If Kyle and Jeremy actually founded a Delaware C-corp in Sept 2013 (claim #11), then both their names would be on the officer's list. If that charter specifies a 50/50 split of corporate control, then legally Kyle has no ability to simply tell Jeremey that he's "fired" (claim #14). In fact, I don't think it's legal to fire a significant shareholder outright, unless you have an official company meeting and hold a vote. In this case, it's just 2 guys, so theoretically some impromptu meetup counts as a shareholder meeting. Also note here that the courts don't like having shareholder meetings without records, and in such cases leads the courts to treat such activities as non-corporate events (aka unofficial). In any case, it boils down to what ownership was declared when the C-corp was incorporated.

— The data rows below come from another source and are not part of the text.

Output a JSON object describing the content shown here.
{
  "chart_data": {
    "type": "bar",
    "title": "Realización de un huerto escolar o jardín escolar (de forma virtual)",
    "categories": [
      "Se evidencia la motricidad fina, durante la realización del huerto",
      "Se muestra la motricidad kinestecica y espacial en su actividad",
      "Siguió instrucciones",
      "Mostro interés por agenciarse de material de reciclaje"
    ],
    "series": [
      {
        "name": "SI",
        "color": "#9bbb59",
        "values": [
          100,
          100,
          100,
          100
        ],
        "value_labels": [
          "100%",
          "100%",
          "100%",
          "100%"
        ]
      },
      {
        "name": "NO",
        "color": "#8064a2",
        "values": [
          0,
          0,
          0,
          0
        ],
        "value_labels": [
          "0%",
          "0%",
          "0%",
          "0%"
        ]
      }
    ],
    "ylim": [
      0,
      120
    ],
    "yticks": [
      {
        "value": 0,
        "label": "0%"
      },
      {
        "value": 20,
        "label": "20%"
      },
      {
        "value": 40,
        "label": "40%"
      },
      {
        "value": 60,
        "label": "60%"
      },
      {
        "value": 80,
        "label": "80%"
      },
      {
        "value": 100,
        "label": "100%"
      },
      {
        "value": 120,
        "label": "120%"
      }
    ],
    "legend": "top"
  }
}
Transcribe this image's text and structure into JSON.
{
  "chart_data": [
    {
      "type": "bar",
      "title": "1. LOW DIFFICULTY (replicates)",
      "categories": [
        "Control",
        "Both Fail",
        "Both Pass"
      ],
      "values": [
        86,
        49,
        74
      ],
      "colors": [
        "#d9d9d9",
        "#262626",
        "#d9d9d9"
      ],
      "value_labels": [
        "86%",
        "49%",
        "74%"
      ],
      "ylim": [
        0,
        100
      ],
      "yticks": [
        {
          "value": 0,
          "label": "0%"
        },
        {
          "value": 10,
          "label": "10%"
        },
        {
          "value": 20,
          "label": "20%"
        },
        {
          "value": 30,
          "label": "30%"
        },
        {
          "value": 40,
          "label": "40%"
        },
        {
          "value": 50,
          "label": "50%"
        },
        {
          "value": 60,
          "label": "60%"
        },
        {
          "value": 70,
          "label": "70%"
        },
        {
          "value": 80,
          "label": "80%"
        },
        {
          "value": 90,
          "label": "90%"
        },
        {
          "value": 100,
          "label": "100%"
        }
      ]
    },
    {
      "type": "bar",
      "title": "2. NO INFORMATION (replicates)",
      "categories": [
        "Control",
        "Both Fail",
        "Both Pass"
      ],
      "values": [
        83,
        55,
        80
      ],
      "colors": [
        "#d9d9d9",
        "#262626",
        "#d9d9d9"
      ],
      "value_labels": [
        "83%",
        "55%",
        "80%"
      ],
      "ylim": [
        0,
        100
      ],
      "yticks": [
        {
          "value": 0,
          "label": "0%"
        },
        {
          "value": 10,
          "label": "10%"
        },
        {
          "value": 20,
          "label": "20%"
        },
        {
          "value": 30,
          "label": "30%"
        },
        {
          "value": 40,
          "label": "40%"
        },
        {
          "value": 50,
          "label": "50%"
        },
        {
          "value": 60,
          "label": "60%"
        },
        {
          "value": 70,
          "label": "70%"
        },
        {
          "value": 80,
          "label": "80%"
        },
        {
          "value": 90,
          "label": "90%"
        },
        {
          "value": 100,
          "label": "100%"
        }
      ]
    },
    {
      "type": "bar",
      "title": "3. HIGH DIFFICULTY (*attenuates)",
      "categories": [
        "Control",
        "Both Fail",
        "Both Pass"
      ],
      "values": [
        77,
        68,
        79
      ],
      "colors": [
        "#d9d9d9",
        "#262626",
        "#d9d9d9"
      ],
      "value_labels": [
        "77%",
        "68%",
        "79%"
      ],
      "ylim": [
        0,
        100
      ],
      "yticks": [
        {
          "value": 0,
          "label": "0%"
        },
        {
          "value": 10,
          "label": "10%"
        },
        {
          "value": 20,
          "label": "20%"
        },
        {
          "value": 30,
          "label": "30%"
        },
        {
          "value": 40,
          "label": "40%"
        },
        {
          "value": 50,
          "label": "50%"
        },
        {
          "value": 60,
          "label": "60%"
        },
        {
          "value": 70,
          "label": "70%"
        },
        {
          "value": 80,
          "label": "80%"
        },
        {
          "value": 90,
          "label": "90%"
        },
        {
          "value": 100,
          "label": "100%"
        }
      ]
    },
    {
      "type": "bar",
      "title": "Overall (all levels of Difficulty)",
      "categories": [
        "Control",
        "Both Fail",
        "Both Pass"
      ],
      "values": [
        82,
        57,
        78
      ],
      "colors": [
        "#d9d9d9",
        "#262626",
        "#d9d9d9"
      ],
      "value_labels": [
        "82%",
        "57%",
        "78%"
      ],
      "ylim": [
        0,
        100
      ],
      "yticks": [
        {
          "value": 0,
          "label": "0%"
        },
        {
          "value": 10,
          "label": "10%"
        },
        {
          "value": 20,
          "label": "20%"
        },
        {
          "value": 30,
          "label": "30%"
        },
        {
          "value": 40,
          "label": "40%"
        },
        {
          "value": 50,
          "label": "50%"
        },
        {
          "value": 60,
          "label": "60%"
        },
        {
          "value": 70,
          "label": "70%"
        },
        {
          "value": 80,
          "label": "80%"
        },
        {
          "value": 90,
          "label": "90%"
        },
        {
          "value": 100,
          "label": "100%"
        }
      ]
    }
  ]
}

If someone controls the majority voting rights (or a collection of voters), then they can vote to remove someone from the shareholder's group. However, as far as I know you cannot simply seize ownership from the person you remove from the shareholder's group. The company must then be valued, and the person being ousted must be compensated for the value of his share. Furthermore, you can't simply revise arbitrarily future ownership. Jeremy's holdings would be appropriately diluted whenever fundraising events occur. Weirdly, Jeremy expected to receive his "50%", which as any person should know would have been diluted by investment rounds. Major investors are always involved during these events, and everyone knows exactly what they are getting. The fact that he thought at the end he would "get his 50%" leads me to believe he never cared about asserting ownership until the final big payday arrived.

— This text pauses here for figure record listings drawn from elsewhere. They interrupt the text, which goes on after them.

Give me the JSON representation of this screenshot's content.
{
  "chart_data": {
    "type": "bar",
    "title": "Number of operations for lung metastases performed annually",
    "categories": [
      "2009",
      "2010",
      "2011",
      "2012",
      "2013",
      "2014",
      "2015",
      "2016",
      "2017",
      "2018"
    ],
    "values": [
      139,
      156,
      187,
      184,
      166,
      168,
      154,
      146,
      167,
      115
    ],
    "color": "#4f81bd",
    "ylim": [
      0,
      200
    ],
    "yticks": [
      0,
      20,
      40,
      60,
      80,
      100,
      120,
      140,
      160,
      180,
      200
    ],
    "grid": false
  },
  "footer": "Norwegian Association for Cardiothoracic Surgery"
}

I think Cruise as a company has a serious problem. If the documentation exists to prove this 50/50 ownership in Sept 2013, there is no way this lawsuit will be smooth sailing.

Exactly. If the 50/50 split is on paper, and signed by both parties, then Kyle is basically fucked. It literally doesn't matter of Jeremy "wrote any code" or whatever during his short time working with Kyle.

Since Kyle was the "sole director" does Jeremy's signature even need to be there?

Edit: tense

even if this were the case ( i'm sure it isn't) , there would be a vesting schedule which jeremy wouldn't have completed.

This was supposedly in place before the vesting schedule. Vesting is designed to limit, not give, shares to owners. So if he never signed anything and was part of the company when it formed and it was agreed that it was a 50/50 split I don't believe that vesting would matter for his position at all.

The engineers will not be screwed over. They get the same amount -- whether Jeremy wins or not. Jeremy is seeking half of whatever Kyle is slated to receive, i.e., his diluted pre-seed 50% stake.

Thats not how these things work. Scenarios:

1. Deal falls through (unlikely) 2a. Deal goes through, and engineers amount are held in a reserve fund for 18 months to 2 years until the lawsuit is settled or the after the above timeframe. This is standard in situations like this. 2b. GM may reneogotiate to have this come out pro rata. Also unlikely (this may be incorrect if dillution only impact Kyle. Jeremy does claim he wants 50% of the whole pie)

So in all scenarios, this does not bode well for them at all. Kyle must be furious, but for the engineers who had no part in this, who there is no question have both ownership and actually wrote code, I feel very sorry for.

The lawyers will make out better then them too :/

> So in all scenarios, this does not bode well for them at all. Kyle must be furious, but for the engineers who had no part in this, who there is no question have both ownership and actually wrote code, I feel very sorry for.

Never forget, your equity is a lottery ticket.

Of course, if the deal falls through they lose their payout. That's sad. We don't disagree there.

Please explain how GM would renegotiate their equity stakes pro rata? I've never come across this.